Her Marriage Vow is a 1924 American drama film written and directed by Millard Webb. The film stars Monte Blue, Willard Louis, Beverly Bayne, Margaret Livingston, John Roche and Priscilla Moran. The film was released by Warner Bros. on July 20, 1924.

== Plot ==
As described in a review in a film magazine, Carol Pelham turns down the wealthy idler, Ted Lowe, and marries a hard-working chap, Bob Hilton. For seven years their life is happy, even though Carol is kept pretty well confined to her home taking care of it and her two little girls. A flighty friend, Estelle takes an apartment in the same building and Carol again meets with Ted, who starts to make love to her. Piqued at the fact that Bob leaves her alone to work at night causes her to attend a party in Estelle's apartment where she imbibes too freely. Bob catches Ted kissing her and putting a necklace on her while she sleeps after finding roses from Ted in his own apartment.
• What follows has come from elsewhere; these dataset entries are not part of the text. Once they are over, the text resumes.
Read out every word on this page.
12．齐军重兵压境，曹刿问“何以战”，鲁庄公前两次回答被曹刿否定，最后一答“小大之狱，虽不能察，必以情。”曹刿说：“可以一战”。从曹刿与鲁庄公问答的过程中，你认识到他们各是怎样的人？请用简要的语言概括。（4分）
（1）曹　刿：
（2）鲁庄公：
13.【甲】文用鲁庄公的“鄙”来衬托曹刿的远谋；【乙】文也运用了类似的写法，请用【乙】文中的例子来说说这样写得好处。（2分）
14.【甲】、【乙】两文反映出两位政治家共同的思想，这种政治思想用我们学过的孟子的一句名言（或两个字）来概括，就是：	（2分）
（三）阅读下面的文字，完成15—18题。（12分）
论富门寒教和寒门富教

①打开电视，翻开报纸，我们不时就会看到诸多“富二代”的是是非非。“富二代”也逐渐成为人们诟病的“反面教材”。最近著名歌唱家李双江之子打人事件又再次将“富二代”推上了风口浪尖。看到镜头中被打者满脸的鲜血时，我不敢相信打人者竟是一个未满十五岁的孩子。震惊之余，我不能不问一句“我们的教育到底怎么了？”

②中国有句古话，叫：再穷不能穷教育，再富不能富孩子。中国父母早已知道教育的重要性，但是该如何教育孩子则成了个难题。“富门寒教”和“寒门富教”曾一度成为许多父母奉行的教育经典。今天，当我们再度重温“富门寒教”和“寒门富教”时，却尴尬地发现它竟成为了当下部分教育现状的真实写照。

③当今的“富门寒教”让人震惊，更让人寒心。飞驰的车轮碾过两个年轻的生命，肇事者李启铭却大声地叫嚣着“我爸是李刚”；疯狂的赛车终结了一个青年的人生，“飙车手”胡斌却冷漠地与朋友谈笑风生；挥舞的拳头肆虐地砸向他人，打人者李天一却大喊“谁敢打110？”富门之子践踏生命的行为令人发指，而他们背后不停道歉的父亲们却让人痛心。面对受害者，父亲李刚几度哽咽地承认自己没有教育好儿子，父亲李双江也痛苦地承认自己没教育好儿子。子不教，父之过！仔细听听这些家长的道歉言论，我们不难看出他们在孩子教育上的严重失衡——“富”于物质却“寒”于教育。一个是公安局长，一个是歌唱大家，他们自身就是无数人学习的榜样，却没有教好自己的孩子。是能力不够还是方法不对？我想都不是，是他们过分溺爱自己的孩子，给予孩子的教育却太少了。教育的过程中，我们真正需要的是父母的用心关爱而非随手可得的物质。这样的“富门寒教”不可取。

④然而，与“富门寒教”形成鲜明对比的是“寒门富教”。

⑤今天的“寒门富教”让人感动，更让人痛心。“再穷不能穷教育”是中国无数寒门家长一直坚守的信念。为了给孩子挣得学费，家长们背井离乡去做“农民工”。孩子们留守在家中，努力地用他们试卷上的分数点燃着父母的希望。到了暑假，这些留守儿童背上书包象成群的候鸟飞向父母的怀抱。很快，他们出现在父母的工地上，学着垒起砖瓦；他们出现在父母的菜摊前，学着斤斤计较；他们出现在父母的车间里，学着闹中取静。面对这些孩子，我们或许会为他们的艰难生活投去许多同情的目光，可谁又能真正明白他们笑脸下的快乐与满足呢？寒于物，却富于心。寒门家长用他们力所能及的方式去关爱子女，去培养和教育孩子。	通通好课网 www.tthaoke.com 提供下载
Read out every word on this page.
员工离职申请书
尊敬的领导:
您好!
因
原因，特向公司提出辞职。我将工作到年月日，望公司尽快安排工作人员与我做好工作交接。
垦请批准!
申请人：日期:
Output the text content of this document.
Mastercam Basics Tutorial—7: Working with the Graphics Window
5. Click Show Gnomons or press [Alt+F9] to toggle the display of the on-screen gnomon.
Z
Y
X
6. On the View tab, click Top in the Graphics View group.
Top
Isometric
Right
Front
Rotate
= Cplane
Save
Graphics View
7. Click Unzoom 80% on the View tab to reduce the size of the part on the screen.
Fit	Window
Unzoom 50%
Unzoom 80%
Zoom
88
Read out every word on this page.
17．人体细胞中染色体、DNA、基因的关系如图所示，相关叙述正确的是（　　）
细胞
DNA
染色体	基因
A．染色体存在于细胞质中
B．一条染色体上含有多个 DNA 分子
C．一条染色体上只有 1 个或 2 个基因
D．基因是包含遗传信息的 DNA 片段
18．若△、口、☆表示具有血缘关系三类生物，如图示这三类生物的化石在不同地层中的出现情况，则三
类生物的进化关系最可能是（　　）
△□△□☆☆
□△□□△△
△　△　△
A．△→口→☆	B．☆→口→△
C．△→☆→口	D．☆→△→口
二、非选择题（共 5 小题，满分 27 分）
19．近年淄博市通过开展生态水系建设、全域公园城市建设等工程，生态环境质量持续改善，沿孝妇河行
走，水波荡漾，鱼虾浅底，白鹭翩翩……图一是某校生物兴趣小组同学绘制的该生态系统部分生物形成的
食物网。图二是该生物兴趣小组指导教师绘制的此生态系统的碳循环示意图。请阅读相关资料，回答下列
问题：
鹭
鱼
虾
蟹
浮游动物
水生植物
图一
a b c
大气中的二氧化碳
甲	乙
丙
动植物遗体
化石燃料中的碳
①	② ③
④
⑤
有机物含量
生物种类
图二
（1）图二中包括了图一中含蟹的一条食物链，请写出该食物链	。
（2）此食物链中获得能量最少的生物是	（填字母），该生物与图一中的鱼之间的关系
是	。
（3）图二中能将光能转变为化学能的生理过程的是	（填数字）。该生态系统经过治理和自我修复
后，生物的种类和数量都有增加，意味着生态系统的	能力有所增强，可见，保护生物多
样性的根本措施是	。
Mistrusting her, he casts her out and the court awards him the children, but he is lonely and continues to love Carol. Finally unable to stand it any longer, Carol steals into Bob's home and the children beg her to take them with her. A noise causes Bob to hear her and, stealing out on a balcony, he fires into the room. Carol is not hit, but faints, and when she revives, she and Bob become reconciled.

== Cast ==

- Monte Blue as Bob Hilton
- Willard Louis as Arthur Atherton
- Beverly Bayne as Carol Hilton
- Margaret Livingston as Estelle Winslow
- John Roche as Ted Lowe
- Priscilla Moran as	Barbara
- Mary Grabhorn as Janey
- Martha Petelle as Mrs. Pelham
- Aileen Manning as Spinster
- Arthur Hoyt as Winslow
- Walter Wilkinson (uncredited)
- Betsy Ann Hisle as The Hilton Daughter (uncredited)

== Box office ==
According to Warner Bros. records, the film earned $210,000 domestically and $23,000 in foreign markets.

== Preservation status ==
A print of Her Marriage Vow is preserved in Filmarchiv Austria.